Tudo bem contigo amigo?
Olha, é uma pena e ao mesmo tempo lamentável que esses livros não estejam a disposição do público em geral. No entanto, existe um livro que diferentemente dos livros da Fabíola, pode ser adquirido e também faz uma descrição histórica desde os primórdios do PEB até por volta do ano de 2000. (o livro é de 2002). Trata-se da obra “Política Espacial Brasileira” do economista Edmilson Costa Filho (Editora Revan), que curiosamente tem em sua orelha um texto assinado pela jornalista Fabíola de Oliveira. Caso o leitor do blog queira adquiri-lo, procure o site submarino, pois foi onde o encontrei meses atrás.
Abs
Duda Falcão
Obrigado, Duda.
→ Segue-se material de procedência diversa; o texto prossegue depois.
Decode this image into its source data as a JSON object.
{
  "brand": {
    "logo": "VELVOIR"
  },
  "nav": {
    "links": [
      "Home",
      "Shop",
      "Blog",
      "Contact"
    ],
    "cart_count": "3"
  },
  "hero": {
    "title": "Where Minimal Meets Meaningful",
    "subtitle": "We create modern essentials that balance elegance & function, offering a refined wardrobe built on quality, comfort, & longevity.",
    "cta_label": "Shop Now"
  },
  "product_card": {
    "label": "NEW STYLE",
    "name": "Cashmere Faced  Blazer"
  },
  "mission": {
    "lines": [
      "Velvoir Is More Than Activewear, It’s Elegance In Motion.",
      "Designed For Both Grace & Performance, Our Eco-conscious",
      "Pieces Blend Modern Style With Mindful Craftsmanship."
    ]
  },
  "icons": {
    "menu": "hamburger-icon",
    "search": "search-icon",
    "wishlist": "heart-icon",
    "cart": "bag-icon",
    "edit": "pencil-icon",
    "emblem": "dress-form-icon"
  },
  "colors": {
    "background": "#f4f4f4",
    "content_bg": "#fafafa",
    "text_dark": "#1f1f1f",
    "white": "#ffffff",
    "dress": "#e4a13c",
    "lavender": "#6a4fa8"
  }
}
Eu tenho o livro do Edmilson que, aliás, é meu amigo. De fato, é uma obra muito boa. Mas fato é que, sob uma perspectiva histórica, são poucas as obras existentes no País. Abraço. André
Não tem de quê Mileski e realmente a obra do Edmilson Costa vale a pena ser adquirida por quem se interessar. Quanto à falta de uma maior literatura sobre o assunto, em minha modesta opinião, é muito provavelmente fruto da falta de interesse da sociedade como um todo pelo mal conduzido e pouco exitoso Programa Espacial Brasileiro. Assim sendo, não poderia ser diferente, ou seja, não desperta o interesse das editoras sobre o assunto. Além disso, diferentemente do que o governo vem dizendo pela mídia, o PEB não é, nunca foi e enquanto a mentalidade não mudar, nunca será um programa estratégico. Tome como exemplo o programa nuclear da Marinha (esse sim um programa considerado estratégico pelo governo), desde que o governo resolveu investir nesse programa (segundo semestre de 2008) até hoje, o mesmo avançou mais tecnologicamente e estruturalmente falando que o PEB nos últimos 15 anos. Fruto de recursos e de apoio político consideráveis, bem diferente do que acontece com o PEB. Fora o fato de o programa ter convivido durante esse período com gestões administrativas essencialmente políticas e de péssima qualidade. Lamentável!